Fransa, Suriye’deki Baas rejiminin devrik lideri Beşar Esad için savaş suçlarına ve insanlığa karşı suçlara ortaklık suçlamasıyla tutuklama emri çıkardı. Bu karar, Esad yönetiminin işlediği iddia edilen suçlara karşı uluslararası toplumda yeni bir adım olarak değerlendiriliyor.
Tutuklama Emrinin Gerekçesi
Fransa Ulusal Terörle Mücadele Savcılığı (PNAT), 2017 yılında Suriye’de hayatını kaybeden Suriye asıllı Fransız vatandaşının ölümüyle ilgili başlatılan soruşturma kapsamında Esad hakkında 16 Ocak’ta tutuklama emri çıkarılmasını talep etmişti. Fransız yargı kaynaklarına göre, hakimler cinayet ve sivillere yönelik kasten saldırı nedeniyle savaş suçlarına ortaklık suçlamasıyla 20 Ocak’ta tutuklama emrini onayladı.
Fransız Yetkililerden Açıklamalar
Fransa Dışişleri Bakanı Jean-Noel Barrot, sosyal medya platformu X üzerinden yaptığı açıklamada şu ifadeleri kullandı:
“Fransız yargısı Beşar Esad’a karşı tutuklama emri çıkardı. Sednaya Hapishanesi’nde dehşetini gördüğüm rejimin suçları cezasız kalmamalı. Fransa, Suriyeliler için adaletin sağlanması konusunda seferber olmuştur ve olmaya devam edecektir.”
Sednaya Hapishanesi İncelemesi
Barrot, Almanya Dışişleri Bakanı Annalena Baerbock ile birlikte, 3 Ocak’ta Suriye’nin başkenti Şam’da bulunan ve işkence üssü olarak bilinen Sednaya Hapishanesi‘nde incelemelerde bulunmuştu. İncelemeler sırasında Esad rejiminin insan haklarına karşı işlediği suçlara dair kanıtlar toplandığı belirtiliyor.
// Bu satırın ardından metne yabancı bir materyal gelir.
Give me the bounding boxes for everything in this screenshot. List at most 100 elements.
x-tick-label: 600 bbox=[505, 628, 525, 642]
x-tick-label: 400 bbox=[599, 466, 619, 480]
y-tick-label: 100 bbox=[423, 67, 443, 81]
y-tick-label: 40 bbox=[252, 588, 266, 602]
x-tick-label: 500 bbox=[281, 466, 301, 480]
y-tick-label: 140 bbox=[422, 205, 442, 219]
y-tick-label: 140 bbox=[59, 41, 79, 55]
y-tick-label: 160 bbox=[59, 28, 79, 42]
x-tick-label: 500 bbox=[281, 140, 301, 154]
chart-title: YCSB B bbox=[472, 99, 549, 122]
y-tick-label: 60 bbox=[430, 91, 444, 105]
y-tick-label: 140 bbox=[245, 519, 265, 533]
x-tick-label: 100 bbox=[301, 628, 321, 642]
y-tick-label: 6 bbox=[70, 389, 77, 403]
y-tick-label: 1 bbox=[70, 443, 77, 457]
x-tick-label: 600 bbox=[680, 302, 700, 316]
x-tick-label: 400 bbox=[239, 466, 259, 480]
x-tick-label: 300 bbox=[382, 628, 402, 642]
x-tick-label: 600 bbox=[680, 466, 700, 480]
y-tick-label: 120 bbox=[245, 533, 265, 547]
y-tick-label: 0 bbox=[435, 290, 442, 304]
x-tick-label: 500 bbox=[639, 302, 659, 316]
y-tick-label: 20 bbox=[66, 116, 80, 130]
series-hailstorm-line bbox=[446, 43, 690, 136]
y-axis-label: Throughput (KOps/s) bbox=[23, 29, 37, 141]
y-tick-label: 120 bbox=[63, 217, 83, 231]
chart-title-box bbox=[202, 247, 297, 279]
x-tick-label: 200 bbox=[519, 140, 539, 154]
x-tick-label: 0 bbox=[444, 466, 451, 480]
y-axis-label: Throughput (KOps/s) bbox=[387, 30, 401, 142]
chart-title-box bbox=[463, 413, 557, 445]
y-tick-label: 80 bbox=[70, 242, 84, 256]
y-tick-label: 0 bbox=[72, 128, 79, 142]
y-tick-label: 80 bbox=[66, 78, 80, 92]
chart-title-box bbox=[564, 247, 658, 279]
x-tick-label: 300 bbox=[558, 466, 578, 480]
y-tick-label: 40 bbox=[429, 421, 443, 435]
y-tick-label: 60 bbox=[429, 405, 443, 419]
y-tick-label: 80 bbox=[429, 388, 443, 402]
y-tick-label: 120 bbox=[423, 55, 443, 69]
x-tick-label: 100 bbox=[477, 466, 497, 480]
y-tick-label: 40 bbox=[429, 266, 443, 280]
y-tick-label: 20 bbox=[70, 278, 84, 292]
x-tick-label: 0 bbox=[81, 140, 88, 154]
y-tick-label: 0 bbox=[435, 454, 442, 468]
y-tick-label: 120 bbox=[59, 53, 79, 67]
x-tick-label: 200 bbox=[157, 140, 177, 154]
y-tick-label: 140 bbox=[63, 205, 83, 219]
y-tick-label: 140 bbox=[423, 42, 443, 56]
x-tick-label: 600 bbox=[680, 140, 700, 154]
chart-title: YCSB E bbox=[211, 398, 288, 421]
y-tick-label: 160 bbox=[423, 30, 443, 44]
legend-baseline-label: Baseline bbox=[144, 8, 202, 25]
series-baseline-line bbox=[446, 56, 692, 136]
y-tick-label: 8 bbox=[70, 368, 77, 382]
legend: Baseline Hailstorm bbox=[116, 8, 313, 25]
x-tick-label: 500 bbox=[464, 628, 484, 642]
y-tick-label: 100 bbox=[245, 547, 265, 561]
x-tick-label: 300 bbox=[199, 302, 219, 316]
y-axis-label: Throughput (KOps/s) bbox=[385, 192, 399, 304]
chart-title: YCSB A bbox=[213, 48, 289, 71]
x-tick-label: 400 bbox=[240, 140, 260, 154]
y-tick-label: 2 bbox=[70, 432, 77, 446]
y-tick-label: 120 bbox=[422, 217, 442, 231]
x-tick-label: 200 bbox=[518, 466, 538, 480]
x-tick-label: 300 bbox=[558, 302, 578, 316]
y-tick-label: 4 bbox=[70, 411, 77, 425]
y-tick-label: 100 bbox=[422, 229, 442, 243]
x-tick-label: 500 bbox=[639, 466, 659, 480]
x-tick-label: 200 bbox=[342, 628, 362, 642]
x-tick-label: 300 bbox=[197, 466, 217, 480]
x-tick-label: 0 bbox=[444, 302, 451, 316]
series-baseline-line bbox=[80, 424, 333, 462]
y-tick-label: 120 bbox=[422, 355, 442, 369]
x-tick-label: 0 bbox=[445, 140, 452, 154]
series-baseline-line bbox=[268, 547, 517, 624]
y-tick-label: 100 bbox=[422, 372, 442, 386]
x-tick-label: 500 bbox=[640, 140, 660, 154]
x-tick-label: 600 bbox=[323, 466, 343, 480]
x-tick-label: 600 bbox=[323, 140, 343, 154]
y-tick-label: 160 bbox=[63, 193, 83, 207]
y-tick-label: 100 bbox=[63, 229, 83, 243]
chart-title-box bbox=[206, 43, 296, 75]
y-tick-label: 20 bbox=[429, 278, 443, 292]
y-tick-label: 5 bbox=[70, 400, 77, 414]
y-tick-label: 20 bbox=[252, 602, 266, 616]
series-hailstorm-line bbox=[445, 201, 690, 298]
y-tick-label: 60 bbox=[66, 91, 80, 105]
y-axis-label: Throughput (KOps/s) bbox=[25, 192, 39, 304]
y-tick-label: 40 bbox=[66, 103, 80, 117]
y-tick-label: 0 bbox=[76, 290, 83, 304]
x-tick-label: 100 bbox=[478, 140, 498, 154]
Esad’a Yöneltilen Suçlamalar
Fransız mahkemesi, Esad’ı 2013 yılında Suriye’nin Doğu Guta bölgesinde düzenlenen kimyasal saldırılar nedeniyle insanlığa karşı suç ve savaş suçuna ortaklıkla suçluyor. 15 Kasım 2023’te alınan bir başka mahkeme kararında da Esad’ın rejim adına işlediği iddia edilen bu suçlar için tutuklama emri çıkarılmıştı.
Uluslararası Toplumun Tavrı
Fransa’nın bu kararı, uluslararası toplumda Beşar Esad’ın yargılanması yönünde atılmış önemli bir adım olarak görülüyor. Özellikle Avrupa ülkeleri, Esad rejiminin işlediği iddia edilen suçların cezasız kalmaması için harekete geçilmesi gerektiğini vurguluyor.